Dalam tataran lebih praktis, AS sebagai superpower dengan caranya tentu akan melakukan langkah-langkah konkret guna memastikan kepentingan politiknya terjaga, melindungi sekutu karib seperti Korsel- Jepang, memastikan stabilitas kawasan di Semenanjung Korea dan dunia adalah kepentingan strategis AS. Sebaliknya, menjaga kedaulatan internal tidak diganggu pihak eksternal, misal program nuklir dan rudal balistik adalah kepentingan vital Korut sebagai entitas negara berdaulat yang tidak mau dititah oleh siapapun termasuk AS, PBB, dan sekutu-sekutunya. Karena itu, dengan segala daya Korut juga ngotot akan mempertahankan program nuklirnya. Disinilah konstelasi politik internasional itu terlihat sangat relatif dan subyektif, bergantung dari perspektif mana kita menilainya. Lantas, bagaimana masa depan Semenanjung Korea jika gelagat Korut seperti ini terus?
Kehadiran kekuatan asing yang mengerti Korut, sepandangan dengan negeri komunis tersebut tentu sangat dibutuhkan guna meredam gejolak Korut yang seringkali meluap-luap.

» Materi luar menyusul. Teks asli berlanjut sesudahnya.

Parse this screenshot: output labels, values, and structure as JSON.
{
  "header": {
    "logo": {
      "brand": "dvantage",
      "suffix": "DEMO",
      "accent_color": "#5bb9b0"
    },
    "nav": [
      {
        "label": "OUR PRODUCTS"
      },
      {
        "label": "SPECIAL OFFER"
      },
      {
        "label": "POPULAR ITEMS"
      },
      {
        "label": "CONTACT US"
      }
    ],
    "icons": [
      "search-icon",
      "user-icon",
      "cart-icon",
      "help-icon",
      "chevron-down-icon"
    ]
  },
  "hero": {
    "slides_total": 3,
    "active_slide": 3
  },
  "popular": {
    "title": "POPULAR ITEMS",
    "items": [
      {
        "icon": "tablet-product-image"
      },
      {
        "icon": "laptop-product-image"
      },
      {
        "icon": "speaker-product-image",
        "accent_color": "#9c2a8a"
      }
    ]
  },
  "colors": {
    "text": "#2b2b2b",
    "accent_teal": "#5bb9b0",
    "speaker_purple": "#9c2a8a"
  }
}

Dalam hal ini, China yang secara riil merupakan sekutu terdekat Korut memiliki andil dalam membujuk Korut tidak agresif, mau melunak dan kooperatif dengan seruan dunia internasional yang merasa terganggu dengan ambisi nuklir Korut. China bisa mempersuasi Korut dengan caranya sendiri, bilamana tidak mempan dengan pendekatan halus, China bisa menekan Korut dengan ancaman sanksi ekonomi dan militer, melarang Korut mengimpor barang China, persenjataan China, melarang Korut mengekspor ke China,dan sebagainya. Jika China berhasil memainkan perannya, penulis meyakini Korut perlahan bisa jinak dan menahan ambisinya. Pelibatan China sebagai pihak eksternal kawasan dalam menekan Korut tidak bertindak sporadis sangatlah krusial di samping adanya kekuatan eskternal lain seperti AS yang jelas-jelas berbeda haluan dengan Korut. Kolaborasi AS-China dalam menekan ambisi nuklir Korut sungguh sangat signifikan untuk menjamin kompleksitas masalah keamanan kawasan di Semenanjung Korea tetap stabil, tidak sampai bereskalasi menjadi perang terbuka. Dengan begitu, masa depan semenanjung bisa tetap terjaga, aman dan terkendali. Semoga!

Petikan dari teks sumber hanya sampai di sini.